USA Today ran a story Saturday entitled, “Common Core Standards Driving a Wedge in Education Circles.” The article comes after a week of exceptionally bad press for standards- and accountability-driven reform, capped off by the tale of a talking pineapple and his apparently cannibalistic friends.
Of course, it wasn’t always this way. In fact, it was just two short years ago that a remarkably broad and bipartisan coalition that united union leaders and market reformers helped secure passage of the new standards.
What a difference a couple years makes.
What’s interesting, though, is that, with some limited exceptions, the debate over the Common Core standards has very little to do with the standards themselves. In fact, on all sides of the ed reform aisle, people seem to agree that these particular standards are rigorous, clear, and better than the vast majority of the state standards that were in place previously.
Instead, the debate over the Common Core is now caught up in a larger fight about the merits of education reform writ large. In this increasingly toxic environment, Common Core has become one more conspiracy to uncover, one more grand scheme for the fringe on the right and left to fight against.
Every day brings a new line of attack, each less comprehensible than the last. Some believe the standards are part of a giant corporate plot, the main goal of which is to pad the pockets of testing companies. Others believe they’re part of a grand scheme—led by “corporate reformers”—to privatize public education. (As if it’s impossible to believe that many well-intentioned educators are trying to leverage the considerable resources at their disposal—some given by corporate philanthropy—for the good of our students.)
The view of the the Common Core in America's classrooms is much more pragmatic than it is among wonks. Photo by frankjuarex. |
Still others blame standards and testing for what amounts to the end of democracy. (In a particularly hyperbolic post, Susan Ohanian claims “the reality is that if people who care about public education don't find a way to fight [the Common Core standards], public schools are dead—and so is democracy.”) To round it out, we have those who believe it’s part of the long-term effort by the federal government to take over everything in the states that isn’t nailed down.

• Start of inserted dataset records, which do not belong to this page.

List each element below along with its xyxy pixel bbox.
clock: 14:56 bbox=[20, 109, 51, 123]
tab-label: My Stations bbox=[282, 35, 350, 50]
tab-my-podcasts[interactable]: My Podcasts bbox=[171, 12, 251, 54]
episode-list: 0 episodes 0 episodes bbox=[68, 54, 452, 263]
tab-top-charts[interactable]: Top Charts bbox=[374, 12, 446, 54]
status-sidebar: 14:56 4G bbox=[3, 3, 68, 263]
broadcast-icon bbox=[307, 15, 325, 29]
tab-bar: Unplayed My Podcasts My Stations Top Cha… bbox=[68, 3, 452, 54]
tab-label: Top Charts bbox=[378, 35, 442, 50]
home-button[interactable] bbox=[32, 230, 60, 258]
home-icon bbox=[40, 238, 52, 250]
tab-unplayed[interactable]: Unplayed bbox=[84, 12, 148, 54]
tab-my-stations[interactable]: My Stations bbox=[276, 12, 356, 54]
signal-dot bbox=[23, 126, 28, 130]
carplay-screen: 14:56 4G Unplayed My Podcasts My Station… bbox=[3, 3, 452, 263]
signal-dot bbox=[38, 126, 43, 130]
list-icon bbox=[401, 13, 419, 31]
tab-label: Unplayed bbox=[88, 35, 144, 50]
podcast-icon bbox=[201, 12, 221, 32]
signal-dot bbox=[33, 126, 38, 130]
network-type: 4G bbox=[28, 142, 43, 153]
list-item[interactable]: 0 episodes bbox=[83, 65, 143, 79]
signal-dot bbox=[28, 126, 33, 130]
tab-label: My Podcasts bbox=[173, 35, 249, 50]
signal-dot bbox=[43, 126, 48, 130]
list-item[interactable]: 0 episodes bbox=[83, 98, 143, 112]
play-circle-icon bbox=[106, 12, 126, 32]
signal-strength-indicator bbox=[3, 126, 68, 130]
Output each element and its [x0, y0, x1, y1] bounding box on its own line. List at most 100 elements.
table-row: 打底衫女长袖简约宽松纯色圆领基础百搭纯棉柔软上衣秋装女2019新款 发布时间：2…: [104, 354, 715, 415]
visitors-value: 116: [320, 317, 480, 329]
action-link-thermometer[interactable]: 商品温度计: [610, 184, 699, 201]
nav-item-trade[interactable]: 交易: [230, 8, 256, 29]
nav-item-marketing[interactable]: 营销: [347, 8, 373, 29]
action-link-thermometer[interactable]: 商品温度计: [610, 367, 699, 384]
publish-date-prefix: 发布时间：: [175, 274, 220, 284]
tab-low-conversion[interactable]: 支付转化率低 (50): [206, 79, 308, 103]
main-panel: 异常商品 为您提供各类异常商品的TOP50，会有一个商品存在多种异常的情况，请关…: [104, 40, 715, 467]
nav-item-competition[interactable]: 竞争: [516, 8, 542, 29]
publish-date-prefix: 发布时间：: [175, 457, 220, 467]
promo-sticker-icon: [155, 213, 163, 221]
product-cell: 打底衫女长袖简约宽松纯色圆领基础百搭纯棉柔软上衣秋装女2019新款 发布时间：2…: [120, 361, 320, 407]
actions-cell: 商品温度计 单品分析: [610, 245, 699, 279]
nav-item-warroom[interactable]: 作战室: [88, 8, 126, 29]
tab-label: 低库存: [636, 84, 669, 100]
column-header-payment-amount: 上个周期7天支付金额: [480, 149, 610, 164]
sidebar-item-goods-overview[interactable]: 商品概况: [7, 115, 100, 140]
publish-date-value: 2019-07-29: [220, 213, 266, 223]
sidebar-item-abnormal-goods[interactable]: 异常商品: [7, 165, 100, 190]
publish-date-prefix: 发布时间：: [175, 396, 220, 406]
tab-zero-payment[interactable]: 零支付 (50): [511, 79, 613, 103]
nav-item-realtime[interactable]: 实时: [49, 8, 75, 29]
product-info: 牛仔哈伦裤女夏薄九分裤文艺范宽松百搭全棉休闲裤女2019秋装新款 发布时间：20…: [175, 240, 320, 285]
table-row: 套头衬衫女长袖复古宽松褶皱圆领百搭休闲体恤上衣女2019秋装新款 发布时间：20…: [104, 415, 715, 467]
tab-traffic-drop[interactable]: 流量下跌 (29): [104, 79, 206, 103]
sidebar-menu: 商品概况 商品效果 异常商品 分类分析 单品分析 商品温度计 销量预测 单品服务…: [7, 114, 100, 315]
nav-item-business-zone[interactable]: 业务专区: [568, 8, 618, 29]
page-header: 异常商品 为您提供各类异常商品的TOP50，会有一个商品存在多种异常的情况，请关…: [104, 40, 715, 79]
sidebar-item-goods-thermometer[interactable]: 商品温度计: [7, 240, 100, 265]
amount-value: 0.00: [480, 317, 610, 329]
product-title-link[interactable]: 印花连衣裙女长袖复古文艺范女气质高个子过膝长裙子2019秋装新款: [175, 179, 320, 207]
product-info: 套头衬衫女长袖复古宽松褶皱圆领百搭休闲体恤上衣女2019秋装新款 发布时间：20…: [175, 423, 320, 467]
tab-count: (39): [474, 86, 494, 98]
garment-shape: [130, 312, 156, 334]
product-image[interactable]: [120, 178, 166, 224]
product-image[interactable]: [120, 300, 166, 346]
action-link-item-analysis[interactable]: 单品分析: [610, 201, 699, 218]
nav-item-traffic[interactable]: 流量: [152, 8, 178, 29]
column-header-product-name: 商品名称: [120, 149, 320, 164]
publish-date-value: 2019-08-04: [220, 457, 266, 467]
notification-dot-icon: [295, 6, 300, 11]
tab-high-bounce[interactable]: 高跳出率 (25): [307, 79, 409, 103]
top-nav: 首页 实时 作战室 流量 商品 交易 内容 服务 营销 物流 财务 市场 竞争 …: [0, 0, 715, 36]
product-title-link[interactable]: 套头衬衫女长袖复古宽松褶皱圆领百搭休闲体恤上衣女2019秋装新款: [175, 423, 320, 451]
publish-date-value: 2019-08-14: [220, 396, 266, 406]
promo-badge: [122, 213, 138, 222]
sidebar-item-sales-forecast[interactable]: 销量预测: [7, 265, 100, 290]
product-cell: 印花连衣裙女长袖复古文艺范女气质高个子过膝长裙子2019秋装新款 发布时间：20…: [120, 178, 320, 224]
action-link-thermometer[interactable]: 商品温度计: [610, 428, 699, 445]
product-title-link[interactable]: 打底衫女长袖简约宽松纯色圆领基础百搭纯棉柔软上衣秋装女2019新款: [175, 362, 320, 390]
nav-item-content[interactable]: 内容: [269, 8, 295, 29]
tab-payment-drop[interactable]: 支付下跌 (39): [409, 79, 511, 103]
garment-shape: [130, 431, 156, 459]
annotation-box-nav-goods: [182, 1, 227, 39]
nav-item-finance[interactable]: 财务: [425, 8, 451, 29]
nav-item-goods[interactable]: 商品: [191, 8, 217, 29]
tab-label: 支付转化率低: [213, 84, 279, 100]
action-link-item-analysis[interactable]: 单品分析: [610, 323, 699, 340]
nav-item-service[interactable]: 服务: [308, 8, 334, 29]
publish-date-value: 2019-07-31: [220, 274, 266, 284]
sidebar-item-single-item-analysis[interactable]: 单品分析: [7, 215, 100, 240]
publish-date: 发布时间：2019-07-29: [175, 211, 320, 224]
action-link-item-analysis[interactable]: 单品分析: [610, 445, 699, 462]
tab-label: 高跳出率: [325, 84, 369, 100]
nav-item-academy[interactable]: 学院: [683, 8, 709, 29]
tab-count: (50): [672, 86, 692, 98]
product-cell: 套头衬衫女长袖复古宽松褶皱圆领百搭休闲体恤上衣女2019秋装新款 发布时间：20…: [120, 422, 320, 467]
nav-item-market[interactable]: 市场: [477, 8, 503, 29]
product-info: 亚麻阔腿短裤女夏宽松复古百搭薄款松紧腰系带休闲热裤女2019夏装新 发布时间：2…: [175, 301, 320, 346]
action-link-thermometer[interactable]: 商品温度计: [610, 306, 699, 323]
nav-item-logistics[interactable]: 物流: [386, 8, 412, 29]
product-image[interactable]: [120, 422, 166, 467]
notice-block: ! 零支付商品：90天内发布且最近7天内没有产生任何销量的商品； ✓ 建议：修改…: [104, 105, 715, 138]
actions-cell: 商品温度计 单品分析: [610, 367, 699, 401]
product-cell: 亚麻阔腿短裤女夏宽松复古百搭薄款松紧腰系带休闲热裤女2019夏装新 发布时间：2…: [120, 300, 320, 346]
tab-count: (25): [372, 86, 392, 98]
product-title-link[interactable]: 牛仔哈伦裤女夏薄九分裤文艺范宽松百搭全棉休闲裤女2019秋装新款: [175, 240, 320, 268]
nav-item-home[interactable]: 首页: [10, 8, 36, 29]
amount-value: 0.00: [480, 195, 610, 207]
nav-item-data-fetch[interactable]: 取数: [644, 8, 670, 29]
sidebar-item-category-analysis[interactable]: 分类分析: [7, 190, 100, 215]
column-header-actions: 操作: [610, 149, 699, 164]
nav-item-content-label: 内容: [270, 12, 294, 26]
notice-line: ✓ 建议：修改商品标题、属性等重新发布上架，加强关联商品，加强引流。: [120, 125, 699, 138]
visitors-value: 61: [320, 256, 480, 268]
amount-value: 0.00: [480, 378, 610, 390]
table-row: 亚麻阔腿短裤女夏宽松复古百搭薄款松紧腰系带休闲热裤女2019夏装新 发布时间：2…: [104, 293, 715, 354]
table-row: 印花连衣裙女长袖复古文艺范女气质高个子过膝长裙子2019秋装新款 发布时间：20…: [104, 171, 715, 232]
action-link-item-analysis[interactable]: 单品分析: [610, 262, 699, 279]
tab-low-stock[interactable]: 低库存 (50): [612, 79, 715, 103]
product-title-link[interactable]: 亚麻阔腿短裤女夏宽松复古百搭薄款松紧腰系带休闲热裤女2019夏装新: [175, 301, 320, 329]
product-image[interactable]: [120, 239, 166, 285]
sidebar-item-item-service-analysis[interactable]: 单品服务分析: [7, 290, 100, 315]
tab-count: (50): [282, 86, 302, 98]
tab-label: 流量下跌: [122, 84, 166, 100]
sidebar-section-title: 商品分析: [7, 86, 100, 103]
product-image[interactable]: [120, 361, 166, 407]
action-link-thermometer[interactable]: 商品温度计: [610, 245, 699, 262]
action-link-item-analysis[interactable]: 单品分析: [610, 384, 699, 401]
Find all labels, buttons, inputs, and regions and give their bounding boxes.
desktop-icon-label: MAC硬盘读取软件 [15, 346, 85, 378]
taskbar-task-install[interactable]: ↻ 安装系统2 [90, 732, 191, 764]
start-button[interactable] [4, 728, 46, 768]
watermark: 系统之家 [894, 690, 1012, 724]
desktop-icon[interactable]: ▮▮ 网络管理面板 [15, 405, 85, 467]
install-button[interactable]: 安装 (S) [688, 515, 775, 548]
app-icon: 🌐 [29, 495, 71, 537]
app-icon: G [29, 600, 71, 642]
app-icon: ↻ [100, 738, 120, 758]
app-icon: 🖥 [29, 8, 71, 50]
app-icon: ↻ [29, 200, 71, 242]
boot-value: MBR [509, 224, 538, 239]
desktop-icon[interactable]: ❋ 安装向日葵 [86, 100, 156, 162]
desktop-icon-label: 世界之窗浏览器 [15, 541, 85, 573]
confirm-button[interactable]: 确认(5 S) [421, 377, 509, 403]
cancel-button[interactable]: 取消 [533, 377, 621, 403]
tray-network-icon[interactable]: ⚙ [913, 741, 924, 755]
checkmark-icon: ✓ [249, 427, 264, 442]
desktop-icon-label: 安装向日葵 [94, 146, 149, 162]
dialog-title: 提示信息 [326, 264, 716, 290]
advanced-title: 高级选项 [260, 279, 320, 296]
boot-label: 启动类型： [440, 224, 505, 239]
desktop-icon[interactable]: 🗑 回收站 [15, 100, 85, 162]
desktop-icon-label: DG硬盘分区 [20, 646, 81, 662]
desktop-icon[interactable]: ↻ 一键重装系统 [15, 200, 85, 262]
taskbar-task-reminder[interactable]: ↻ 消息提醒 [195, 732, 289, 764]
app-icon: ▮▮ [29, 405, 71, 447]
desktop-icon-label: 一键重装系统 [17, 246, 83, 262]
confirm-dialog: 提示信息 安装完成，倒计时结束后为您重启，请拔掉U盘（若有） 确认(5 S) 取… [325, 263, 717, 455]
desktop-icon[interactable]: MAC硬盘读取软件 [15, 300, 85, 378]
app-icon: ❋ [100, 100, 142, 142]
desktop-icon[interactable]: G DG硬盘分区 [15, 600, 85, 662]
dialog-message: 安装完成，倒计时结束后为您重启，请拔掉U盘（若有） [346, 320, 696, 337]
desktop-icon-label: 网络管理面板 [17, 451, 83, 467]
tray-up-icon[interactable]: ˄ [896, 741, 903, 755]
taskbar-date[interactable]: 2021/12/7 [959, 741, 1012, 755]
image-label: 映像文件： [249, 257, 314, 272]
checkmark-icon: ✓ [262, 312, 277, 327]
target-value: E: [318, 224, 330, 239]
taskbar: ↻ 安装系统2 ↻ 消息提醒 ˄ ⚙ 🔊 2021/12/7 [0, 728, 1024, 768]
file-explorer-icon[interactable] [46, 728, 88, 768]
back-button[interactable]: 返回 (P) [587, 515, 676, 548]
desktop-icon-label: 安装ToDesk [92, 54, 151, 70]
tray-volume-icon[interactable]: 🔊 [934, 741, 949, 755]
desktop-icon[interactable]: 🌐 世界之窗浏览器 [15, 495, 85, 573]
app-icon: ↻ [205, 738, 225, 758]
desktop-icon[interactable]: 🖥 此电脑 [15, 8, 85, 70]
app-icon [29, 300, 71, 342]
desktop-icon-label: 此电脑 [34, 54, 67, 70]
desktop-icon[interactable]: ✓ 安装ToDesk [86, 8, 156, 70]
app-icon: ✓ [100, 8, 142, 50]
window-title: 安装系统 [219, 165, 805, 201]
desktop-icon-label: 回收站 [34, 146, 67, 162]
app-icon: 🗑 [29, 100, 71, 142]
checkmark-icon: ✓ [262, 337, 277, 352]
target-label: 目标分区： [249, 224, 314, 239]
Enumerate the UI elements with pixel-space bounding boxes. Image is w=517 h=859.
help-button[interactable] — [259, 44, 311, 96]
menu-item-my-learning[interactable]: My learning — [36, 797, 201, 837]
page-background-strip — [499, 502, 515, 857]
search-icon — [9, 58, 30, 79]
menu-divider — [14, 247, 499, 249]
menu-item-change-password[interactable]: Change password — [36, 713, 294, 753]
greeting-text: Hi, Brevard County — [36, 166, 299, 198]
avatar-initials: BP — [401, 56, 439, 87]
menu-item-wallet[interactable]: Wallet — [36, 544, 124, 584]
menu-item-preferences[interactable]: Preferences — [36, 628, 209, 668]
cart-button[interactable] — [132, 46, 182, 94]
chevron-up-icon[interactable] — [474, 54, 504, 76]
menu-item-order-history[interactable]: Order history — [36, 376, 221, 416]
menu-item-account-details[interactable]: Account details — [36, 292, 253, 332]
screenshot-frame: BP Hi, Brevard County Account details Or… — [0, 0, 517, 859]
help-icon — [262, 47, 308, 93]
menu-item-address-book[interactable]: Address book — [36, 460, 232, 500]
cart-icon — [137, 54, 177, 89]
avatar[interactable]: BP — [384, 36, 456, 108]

It’s reasonable to wonder if the entire education reform debate has turned nihilistic. But then you realize that this fight is really a debate among policy elites. At the classroom level, the conversation remains much more pragmatic—with discussions centering on the pros and cons of the content in the standards themselves, or about the best way to help students achieve the goals.
And for many classroom teachers, the basic appeal of these standards remains as strong as it’s ever been. Even teachers whose instinct is to reject the standards and what they represent often reluctantly agree that the expectations laid out in the Common Core are worth aspiring to. In an online forum, for instance, one ELA teacher put a challenge out to all teachers. She said:
…if you want to criticize David Coleman and the CCSS, then do so. But, do not criticize until you have read the standards, specifically Appendix A. I challenge all teachers that criticism of the CCSS be not personal or political; but be based on solid assertions and well-informed evidence.
Well said. The critics who are trying to politicize the standards would do well to heed this teacher’s sage advice. The question now is whether this brand of classroom-level pragmatism will hold or whether this fighting among an elite chattering class will drive the whole debate in an even more contentious and destructive direction.